Some words between Xmas and NYE

The December holidays felt a little (lottle) craptacular this year.  I was the brokest (yeah, it’s a word) I’ve been in years and years, and I quite frankly couldn’t buy gifts for people.  It was just not possible, especially following some unplanned expenses.  We all talk about how this time of year, regardless of religion or lack thereof, is about family and friendship and making memories, but it’s painfully awkward when you can’t participate in the exchange of gifts.  Yes, I take care of others with gifts or meals or whatever at other times in the year whenever I can, but it was still a downer, really.  It made the whole month feel yucky.

I did what I could for my kiddo for her bday and her xmas, and then that was the end of that.
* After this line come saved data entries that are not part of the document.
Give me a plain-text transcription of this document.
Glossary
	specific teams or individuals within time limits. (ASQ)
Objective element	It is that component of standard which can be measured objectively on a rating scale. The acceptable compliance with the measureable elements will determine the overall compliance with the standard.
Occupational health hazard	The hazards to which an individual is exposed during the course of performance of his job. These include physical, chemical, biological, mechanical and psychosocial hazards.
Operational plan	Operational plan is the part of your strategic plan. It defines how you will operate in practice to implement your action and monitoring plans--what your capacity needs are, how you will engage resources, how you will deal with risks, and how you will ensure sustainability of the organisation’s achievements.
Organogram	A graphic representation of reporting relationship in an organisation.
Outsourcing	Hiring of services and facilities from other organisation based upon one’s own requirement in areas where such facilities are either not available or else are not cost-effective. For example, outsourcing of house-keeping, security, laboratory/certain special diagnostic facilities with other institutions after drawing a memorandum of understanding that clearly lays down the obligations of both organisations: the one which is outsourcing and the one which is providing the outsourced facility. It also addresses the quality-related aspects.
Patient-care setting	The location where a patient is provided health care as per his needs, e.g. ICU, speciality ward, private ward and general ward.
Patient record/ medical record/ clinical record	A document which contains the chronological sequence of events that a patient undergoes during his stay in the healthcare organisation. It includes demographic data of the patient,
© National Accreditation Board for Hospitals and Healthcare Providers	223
It sucked.  I like giving gifts.  I like wrapping presents (or “gift bagging presents” is more accurate) and letting someone know I thought of them enough to go a little out of my way just for them.  Gift giving is nice, so it hurt my heart a little to be unable to participate.

But.

Maybe there’s some change on the blustery winds today.  It feels like it—like something amazing might be blowing my way at last.  I would welcome a heap of good stuff, and I wish you the same.

I also wanted to type out a few words about 2016.  People say it’s a terrible year, killing off celebrities, and then others are like, well, don’t all the cops and firefighters that died matter?!?  Oy.  It makes me not even want to open Facebook because I’ll either find out someone famous died OR I’ll be swamped with posts by someone pissed that we’re not giving attention to someone else not famous who passed.  Uggg.  Ok, y’all…everyone matters.  Everyone’s death leaves a hole somewhere.  I think, though, if you get the hell off your damned high horse, you’d understand that a lot of people feel impacted when a celebrity dies because in a sense, we all felt like we “knew” a piece of this person.  When Prince died, for example, I was bummed that there would be no more new music from him; I enjoyed his talent.  That said, Prince was no more important than a cop, a fire fighter, a teacher, a garbage man, a McDonald’s employee, or anyone else.

2016 wasn’t hard for me because of celebrity deaths.  2016 was hard for me because it was hard on my wallet.  It was hard on my heart to have people I allowed to be close to me behave badly.  It was hard on my motivation and determination to run into wall after wall in my personal life and my professional life.  It was hard to see my nation/family/friends divided over a heated election, and the division is still there, still felt, long after the polls have closed.  2016 was a hard year, but not because of someone famous.  2016 was hard in all the boring ways that mean we’re human.